Holy Predictable and Forgettable Batman! The only surprise in this entire book was when the BMW our bad guy drove during the car chase inexplicably turned into a Lexus and then back to a BMW by the end of the paragraph. Or maybe it was the other way around? I can’t remember. Now, because Josie Brown has no less than eight, four and five star reviewed novels on Amazon I’m just going to presume this is not her best work. A book based on this concept should have been—and could have been—hilarious. But it wasn’t. And I can’t decide if the uninspired, soft-core porn scenes made it bearable or truly cringe-worthy. The Housewife Assassin’s Handbook was so forgettable that at one point I did, in fact, forget I was reading it. Enough said.



After reading so many great reviews I decided I had to read it myself. I love a flawlessly written historical novel and Hild hit the mark in every way. Detailed and intricate without falling into tedium, a compelling narrative pace, and characters with the depth and breadth of genuine humanity—no one-dimensional, trivial types here.
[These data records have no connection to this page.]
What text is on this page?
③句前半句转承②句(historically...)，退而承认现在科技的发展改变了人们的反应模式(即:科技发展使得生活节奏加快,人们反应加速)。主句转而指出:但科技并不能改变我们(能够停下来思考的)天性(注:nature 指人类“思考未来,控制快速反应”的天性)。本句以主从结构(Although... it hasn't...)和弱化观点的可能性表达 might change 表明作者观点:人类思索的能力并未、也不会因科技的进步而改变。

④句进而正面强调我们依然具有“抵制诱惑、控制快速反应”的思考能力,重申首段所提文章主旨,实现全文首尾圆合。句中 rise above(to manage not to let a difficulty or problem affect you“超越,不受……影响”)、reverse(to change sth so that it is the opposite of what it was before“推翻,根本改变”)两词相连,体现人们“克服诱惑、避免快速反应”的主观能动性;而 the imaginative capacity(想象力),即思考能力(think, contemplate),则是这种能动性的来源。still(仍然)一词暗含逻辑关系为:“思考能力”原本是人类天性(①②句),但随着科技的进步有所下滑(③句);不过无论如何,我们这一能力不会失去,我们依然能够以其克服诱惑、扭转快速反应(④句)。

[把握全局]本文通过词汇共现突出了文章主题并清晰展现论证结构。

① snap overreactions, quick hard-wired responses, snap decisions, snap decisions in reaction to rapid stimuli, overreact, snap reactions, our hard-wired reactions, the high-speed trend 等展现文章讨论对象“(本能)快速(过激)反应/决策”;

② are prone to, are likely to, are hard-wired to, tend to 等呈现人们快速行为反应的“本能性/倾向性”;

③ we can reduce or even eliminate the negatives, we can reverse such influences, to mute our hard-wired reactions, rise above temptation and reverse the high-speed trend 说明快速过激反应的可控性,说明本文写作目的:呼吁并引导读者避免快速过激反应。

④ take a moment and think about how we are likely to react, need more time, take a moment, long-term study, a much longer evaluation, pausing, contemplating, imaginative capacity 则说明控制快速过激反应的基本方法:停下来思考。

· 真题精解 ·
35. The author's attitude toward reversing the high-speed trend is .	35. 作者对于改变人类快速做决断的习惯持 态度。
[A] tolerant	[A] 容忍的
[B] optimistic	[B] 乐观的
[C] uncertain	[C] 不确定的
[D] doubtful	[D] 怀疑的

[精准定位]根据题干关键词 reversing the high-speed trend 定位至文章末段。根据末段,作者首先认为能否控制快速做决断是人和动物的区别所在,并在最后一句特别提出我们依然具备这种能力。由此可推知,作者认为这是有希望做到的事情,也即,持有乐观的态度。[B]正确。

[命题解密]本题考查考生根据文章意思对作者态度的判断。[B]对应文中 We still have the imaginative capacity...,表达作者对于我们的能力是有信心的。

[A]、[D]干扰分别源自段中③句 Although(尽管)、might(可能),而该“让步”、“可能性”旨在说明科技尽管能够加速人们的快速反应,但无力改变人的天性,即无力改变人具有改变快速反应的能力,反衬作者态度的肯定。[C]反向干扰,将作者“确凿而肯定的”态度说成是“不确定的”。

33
…and cue the applause. Nicely done Ms. Zevin. Nicely done. A book about books, and reading, and writing—and it takes place almost entirely in a bookstore! Okay, it’s not really about books. It’s about people, but the construct is genius, as is the writing. I loved A.J. (even as a bad-tempered drunk), Amelia, and Maya. I loved Lambaise and Ismay. I even loved that sorry, selfish, prick of a man, Daniel Parish; he was what he was and perfectly so. What else can one ask of any character? Funny, touching, revealing…I just can’t say enough great things about this book. The Storied Life of A.J. Fikry goes straight to the top of my recommended reading list. Or it would if I had one. I may skip Zevin’s YA Birthright series but I’ll be keeping my eye out for a copy of Margarettown.